History professor Ralph Young decided to take a detour from the norm by focusing on a global subject unknown to those present at the semester’s third weekly teach-in. Last Friday thirty students and professors gathered to discuss the topic of the United States’s military presence in Okinawa, Japan.
Noako Koda, who is originally from mainland Japan, led the discussion by informing the group of the history of military force in Okinawa. This allowed the forum to informally discuss and explore previously unknown facts.
Okinawa is the southern most island of Japan that has been under some form of United States control since 1972 when it was still considered to be a United States territory despite the recently gained sovereignty of Japan. Under this accommodation Japan was protected by the United States and was to devote more money toward their economy while the United States was guaranteed a military base in Okinawa from which they could fight the Cold War, watch over China, and prevent Japan from becoming communist.

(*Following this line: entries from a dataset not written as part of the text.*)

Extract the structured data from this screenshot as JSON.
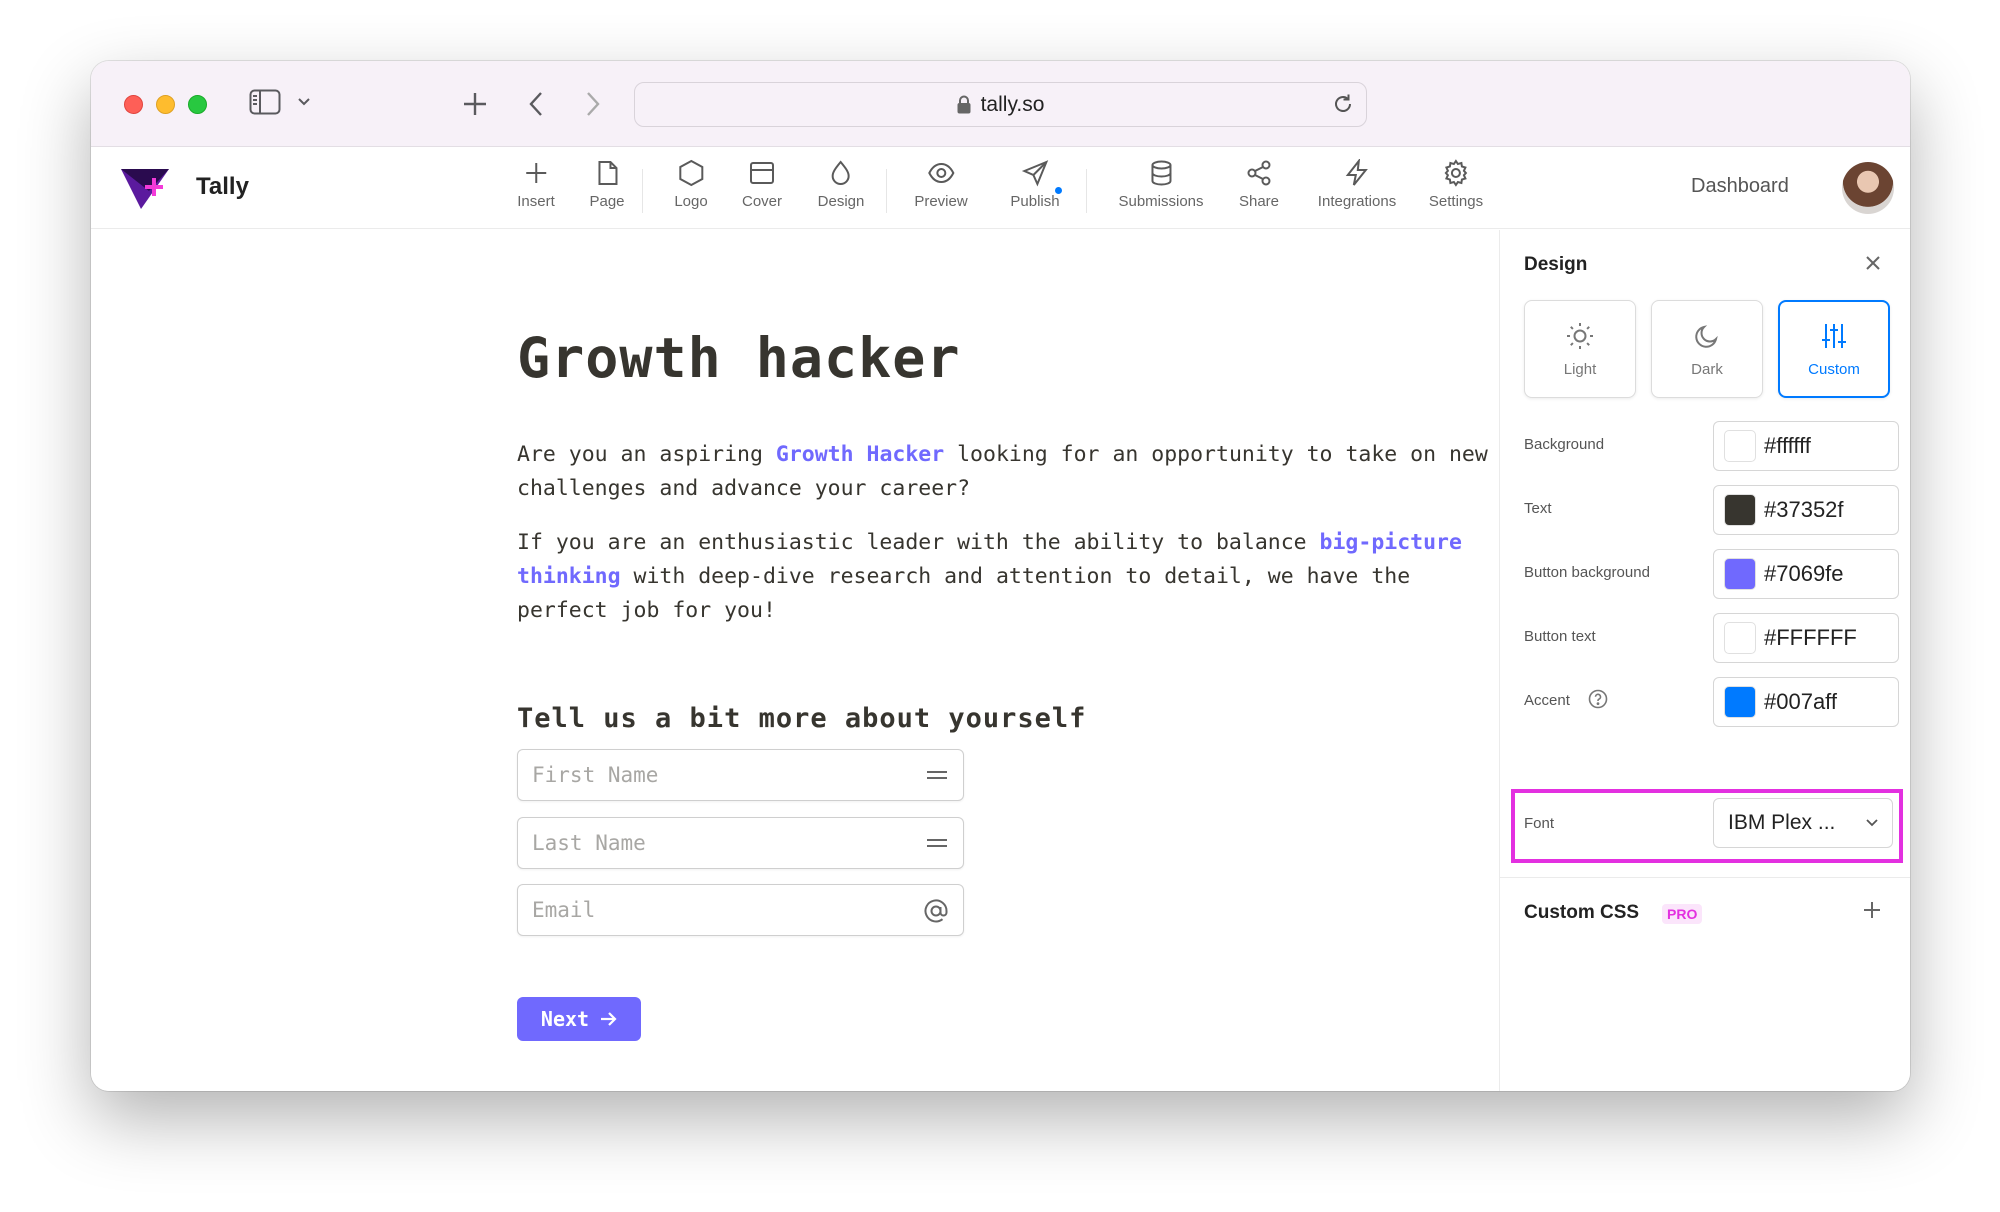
{
  "browser": {
    "url": "tally.so"
  },
  "app": {
    "brand": "Tally",
    "toolbar": [
      {
        "key": "insert",
        "label": "Insert"
      },
      {
        "key": "page",
        "label": "Page"
      },
      {
        "key": "logo",
        "label": "Logo"
      },
      {
        "key": "cover",
        "label": "Cover"
      },
      {
        "key": "design",
        "label": "Design"
      },
      {
        "key": "preview",
        "label": "Preview"
      },
      {
        "key": "publish",
        "label": "Publish"
      },
      {
        "key": "submissions",
        "label": "Submissions"
      },
      {
        "key": "share",
        "label": "Share"
      },
      {
        "key": "integrations",
        "label": "Integrations"
      },
      {
        "key": "settings",
        "label": "Settings"
      }
    ],
    "dashboard_label": "Dashboard"
  },
  "form": {
    "title": "Growth hacker",
    "para1": {
      "before": "Are you an aspiring ",
      "highlight": "Growth Hacker",
      "after": " looking for an opportunity to take on new challenges and advance your career?"
    },
    "para2": {
      "before": "If you are an enthusiastic leader with the ability to balance ",
      "highlight": "big-picture thinking",
      "after": " with deep-dive research and attention to detail, we have the perfect job for you!"
    },
    "section_title": "Tell us a bit more about yourself",
    "fields": [
      {
        "placeholder": "First Name",
        "icon": "short-text-icon"
      },
      {
        "placeholder": "Last Name",
        "icon": "short-text-icon"
      },
      {
        "placeholder": "Email",
        "icon": "at-sign-icon"
      }
    ],
    "next_label": "Next"
  },
  "design_panel": {
    "title": "Design",
    "themes": [
      {
        "label": "Light",
        "icon": "sun-icon",
        "active": false
      },
      {
        "label": "Dark",
        "icon": "moon-icon",
        "active": false
      },
      {
        "label": "Custom",
        "icon": "sliders-icon",
        "active": true
      }
    ],
    "colors": [
      {
        "label": "Background",
        "value": "#ffffff",
        "swatch": "#ffffff"
      },
      {
        "label": "Text",
        "value": "#37352f",
        "swatch": "#37352f"
      },
      {
        "label": "Button background",
        "value": "#7069fe",
        "swatch": "#7069fe"
      },
      {
        "label": "Button text",
        "value": "#FFFFFF",
        "swatch": "#FFFFFF"
      },
      {
        "label": "Accent",
        "value": "#007aff",
        "swatch": "#007aff"
      }
    ],
    "font": {
      "label": "Font",
      "value": "IBM Plex ..."
    },
    "custom_css": {
      "label": "Custom CSS",
      "badge": "PRO"
    }
  },
  "accent_colors": {
    "highlight_outline": "#e330e0",
    "active_theme": "#007aff"
  }
}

By 1972 the protests in opposition to America’s presence in Okinawa were becoming louder, forcing Americans to relinquish control to the Japanese. However, the U.S. still retains military bases in Okinawa that are seven times the size of New York Central Park and roughly twenty percent of Okinawa’s land mass.
These bases governed strictly by American authority prevent the Japanese from investigating helicopter crashes as well as cases of rape that directly affect Okinawa’s inhabitants.
Discussion was then initiated when Young asked the forum, “What’s the purpose of having these military bases and what would the effect of pulling out be?” This lead both students and professors to issue their opinions on America’s need for dominance around the world.
“I think that it’s being used as a deterrent since it’s not enough anymore to simply go over and drop a bomb,” said Susan Jacobsen, a broadcast, telecommunications and mass media professor.
Young agreed with Jacobsen, stating, “We have bases in other countries because we are protecting our interests, whether it’s political or economic.”
The students addressed a different argument, stating that Japan wanted a United States military base in Okinawa because if there was ever a threat of attack the United States would be drawn into the battle.
As for the effects of pulling out, Julia Foley, a student at Temple, stated, “In the short term it would hurt the economy but in the long term it would be beneficial since they would be able to use their land for agricultural purposes as well as being able to focus on other activities.”
Next Friday’s teach-in discussion will once again turn toward the American home front with Professor Herbert Ershkowitz discussing the election of 2004 in a historical perspective.